JAKARTA, iNews.id - Komisi Pemberantasan Korupsi (KPK) meraup Rp10,922 miliar dari hasil lelang barang rampasan tindak pidana korupsi periode Maret 2026. Uang pemulihan aset itu seluruhnya akan disetorkan ke kas negara.
“Capaian ini mencerminkan efektivitas upaya pemulihan aset yang tidak hanya berorientasi pada penindakan, tetapi juga memastikan aset hasil korupsi dapat kembali dimanfaatkan bagi kepentingan publik," kata Direktur Pelacakan Aset, Pengelolaan Barang Bukti dan Eksekusi (Labuksi) KPK, Mungki Hadipratikno dalam keterangan tertulisnya, Sabtu (28/3/2026).
Dia mengatakan lelang yang digelar secara daring dengan mekanisme bidding itu melibatkan 350 penawar.
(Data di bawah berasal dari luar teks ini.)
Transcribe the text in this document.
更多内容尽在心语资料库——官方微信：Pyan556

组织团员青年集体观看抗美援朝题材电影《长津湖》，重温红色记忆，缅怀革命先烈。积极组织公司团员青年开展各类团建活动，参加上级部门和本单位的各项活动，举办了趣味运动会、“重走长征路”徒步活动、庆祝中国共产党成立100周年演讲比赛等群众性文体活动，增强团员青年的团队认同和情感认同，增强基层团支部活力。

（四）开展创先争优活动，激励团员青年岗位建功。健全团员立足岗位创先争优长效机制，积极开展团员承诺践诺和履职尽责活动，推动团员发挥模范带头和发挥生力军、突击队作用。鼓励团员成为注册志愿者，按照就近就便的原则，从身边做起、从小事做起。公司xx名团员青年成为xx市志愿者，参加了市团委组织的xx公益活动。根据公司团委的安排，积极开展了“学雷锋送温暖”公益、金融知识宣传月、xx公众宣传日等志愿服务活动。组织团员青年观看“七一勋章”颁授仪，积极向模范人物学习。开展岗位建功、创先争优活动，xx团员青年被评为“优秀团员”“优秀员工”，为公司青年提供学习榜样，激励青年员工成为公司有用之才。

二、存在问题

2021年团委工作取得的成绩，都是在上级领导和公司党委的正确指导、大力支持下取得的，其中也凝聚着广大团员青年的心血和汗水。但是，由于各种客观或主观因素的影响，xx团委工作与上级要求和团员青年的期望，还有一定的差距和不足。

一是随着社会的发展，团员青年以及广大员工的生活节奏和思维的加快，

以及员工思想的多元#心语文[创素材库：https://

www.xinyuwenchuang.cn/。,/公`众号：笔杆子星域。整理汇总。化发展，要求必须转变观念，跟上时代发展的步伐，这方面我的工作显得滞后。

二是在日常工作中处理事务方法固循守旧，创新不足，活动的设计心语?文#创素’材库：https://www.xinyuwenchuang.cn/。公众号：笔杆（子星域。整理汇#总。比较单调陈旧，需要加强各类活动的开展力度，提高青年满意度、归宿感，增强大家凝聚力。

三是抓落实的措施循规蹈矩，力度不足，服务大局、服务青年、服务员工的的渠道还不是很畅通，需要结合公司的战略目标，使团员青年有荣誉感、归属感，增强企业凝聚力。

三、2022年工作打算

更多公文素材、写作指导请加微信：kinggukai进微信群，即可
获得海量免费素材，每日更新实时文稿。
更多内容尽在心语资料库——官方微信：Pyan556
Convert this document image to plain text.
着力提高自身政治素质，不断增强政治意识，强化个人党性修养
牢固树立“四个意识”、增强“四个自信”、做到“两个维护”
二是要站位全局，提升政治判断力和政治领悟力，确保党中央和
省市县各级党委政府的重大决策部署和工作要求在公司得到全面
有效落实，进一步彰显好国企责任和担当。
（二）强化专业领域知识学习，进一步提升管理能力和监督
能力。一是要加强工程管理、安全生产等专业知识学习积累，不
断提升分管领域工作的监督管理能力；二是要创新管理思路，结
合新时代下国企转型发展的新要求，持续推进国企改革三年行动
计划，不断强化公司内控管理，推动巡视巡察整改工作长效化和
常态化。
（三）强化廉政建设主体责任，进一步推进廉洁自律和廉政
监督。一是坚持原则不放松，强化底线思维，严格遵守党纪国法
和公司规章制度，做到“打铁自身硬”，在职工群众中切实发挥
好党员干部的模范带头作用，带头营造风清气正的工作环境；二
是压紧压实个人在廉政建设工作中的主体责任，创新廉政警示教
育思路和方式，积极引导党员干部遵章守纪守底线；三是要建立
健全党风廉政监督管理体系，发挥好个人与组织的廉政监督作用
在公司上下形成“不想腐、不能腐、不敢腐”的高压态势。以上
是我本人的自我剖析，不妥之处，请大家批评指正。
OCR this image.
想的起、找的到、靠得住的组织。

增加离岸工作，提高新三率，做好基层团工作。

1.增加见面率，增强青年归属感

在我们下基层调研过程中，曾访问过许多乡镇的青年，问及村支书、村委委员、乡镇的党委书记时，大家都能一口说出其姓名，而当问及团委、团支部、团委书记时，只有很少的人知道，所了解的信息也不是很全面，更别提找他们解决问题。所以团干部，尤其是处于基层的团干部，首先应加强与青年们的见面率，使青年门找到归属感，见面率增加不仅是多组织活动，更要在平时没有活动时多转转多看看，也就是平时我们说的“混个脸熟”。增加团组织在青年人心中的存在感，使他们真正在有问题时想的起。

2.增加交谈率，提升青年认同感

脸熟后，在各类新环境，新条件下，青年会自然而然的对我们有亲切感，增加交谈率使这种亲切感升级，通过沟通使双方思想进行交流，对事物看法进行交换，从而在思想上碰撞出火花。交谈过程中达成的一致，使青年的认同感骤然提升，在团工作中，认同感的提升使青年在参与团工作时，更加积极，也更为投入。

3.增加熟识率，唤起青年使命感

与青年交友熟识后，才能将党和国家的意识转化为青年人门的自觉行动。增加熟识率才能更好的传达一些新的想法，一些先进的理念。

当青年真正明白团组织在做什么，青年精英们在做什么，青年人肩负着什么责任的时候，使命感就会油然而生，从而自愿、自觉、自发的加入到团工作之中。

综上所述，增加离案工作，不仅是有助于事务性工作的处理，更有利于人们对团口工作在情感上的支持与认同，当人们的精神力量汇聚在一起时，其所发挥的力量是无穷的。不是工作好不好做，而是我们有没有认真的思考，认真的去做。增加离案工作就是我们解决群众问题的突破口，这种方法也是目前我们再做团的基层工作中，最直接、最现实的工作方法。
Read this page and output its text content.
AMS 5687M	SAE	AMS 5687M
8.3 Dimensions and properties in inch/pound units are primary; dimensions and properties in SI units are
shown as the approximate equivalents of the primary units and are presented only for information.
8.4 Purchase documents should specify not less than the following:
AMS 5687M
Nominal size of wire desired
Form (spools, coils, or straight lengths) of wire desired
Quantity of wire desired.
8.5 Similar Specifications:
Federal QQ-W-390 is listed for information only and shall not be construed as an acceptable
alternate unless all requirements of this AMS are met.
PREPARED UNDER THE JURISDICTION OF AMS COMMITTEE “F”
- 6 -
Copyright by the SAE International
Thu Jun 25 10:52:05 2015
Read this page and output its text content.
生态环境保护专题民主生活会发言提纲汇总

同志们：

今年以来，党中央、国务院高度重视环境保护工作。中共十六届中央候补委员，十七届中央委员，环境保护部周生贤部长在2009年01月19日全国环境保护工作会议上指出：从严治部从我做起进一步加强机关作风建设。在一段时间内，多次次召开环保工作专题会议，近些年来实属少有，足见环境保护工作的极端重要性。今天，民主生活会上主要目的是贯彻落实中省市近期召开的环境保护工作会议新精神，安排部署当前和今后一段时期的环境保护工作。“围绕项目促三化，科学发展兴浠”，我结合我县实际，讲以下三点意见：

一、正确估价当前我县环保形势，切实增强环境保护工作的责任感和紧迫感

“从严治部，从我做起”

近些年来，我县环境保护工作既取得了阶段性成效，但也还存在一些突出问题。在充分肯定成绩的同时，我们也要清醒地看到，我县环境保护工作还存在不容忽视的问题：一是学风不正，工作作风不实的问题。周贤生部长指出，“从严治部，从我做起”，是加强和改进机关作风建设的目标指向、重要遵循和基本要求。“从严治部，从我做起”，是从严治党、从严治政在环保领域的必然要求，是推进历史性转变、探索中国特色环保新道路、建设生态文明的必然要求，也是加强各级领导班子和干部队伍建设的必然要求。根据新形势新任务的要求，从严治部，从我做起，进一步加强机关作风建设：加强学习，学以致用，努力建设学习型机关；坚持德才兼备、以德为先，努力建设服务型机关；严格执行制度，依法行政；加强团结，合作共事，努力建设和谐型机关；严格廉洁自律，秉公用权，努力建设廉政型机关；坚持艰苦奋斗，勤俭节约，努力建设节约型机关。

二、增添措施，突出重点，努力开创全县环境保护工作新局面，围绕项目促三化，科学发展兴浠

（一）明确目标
Dari total 26 lot yang ditawarkan, sebanyak 15 lot berhasil terjual, terdiri dari 11 lot barang bergerak dan 4 lot barang tidak bergerak.
Secara terperinci, nilai laku lelang barang bergerak mencapai Rp719 juta yang meliputi mobil, motor, sepeda, tas, jam tangan, dan telepon genggam. Sementara itu, barang tidak bergerak berupa tanah serta tanah dan bangunan mendominasi nilai lelang dengan total Rp10,266 miliar.